Alex heard someone on board yelling “Abandon ship, abandon ship!”

Three more men clambered off the boat, one of them half naked.  Someone from somewhere threw blankets on them and a photographer took a snap.  Doesn’t take journalists long to sniff out a story, thought Alex.

“Where’s Fernando?” shouted one of the men who had just got off the boat.  “Fernando, where is he?  He was right behind me.”  Alex knew what had happened to Fernando.  Alex had been too late.

Fernando Periera, the Portuguese photographer, was standing in his cabin doorway when the man had last seen him.  That was when the captain yelled out for everyone to abandon ship.

Another man was also screaming, “Fernando’s down there, he’s still down there.”

“No he’s not,” argued the half-naked man.  “He went to town.”

The other man joined in, “You’re wrong, Captain, he was there,” he groaned, “right there; he had his camera gear round his neck.  Why the hell didn’t I just grab him by the neck and pull him?”

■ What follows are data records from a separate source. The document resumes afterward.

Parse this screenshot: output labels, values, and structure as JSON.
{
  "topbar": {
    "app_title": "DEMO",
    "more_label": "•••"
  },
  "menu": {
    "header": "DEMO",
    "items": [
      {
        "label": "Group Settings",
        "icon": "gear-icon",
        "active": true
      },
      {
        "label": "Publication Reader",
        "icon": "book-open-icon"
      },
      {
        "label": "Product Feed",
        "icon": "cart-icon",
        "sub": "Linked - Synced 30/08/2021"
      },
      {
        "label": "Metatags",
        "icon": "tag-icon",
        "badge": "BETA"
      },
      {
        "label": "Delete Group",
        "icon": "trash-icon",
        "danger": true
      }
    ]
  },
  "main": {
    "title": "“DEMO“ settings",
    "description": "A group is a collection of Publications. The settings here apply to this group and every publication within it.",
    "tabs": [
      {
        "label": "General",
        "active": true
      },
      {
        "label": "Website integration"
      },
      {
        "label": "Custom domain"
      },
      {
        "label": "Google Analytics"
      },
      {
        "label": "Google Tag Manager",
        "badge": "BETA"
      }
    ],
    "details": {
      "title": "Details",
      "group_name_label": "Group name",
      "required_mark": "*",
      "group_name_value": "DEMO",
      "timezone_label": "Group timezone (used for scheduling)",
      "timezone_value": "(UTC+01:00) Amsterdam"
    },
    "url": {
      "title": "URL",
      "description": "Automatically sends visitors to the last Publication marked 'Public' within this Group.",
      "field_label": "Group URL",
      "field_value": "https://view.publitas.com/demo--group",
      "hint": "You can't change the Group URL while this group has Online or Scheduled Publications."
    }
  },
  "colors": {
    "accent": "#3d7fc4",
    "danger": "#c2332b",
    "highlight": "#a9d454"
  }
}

“Don’t blame yourself, Martini.”

“But I could have saved him, I could’ve damn well saved him.”

“You had to do what you had to do.”  The half-naked man was trying to reassure the other man.  Alex realised that the half-naked man was the captain.

The large, bearded man came over and put his arm around Martini to console him.  That was when he remembered Alex.

“Hey, you,” he yelled at Alex.  “Come here.”

Alex walked over, a bit shaken.  He kept looking at the Rainbow Warrior.  It was almost completely under water.

“You told me there’d be another one.” The big man glared at Alex.  “How did you know that?”

“I…I…I just knew,” said Alex.  How could he tell them how he knew?

“I don’t believe you; I reckon you had something to do with it.”

“N..no, really, I… I just knew.”  Alex was worried; he could see that the man didn’t believe him.  He’d believe him even less if he tried to tell him he was a time traveller.  How was he going to get out of this mess?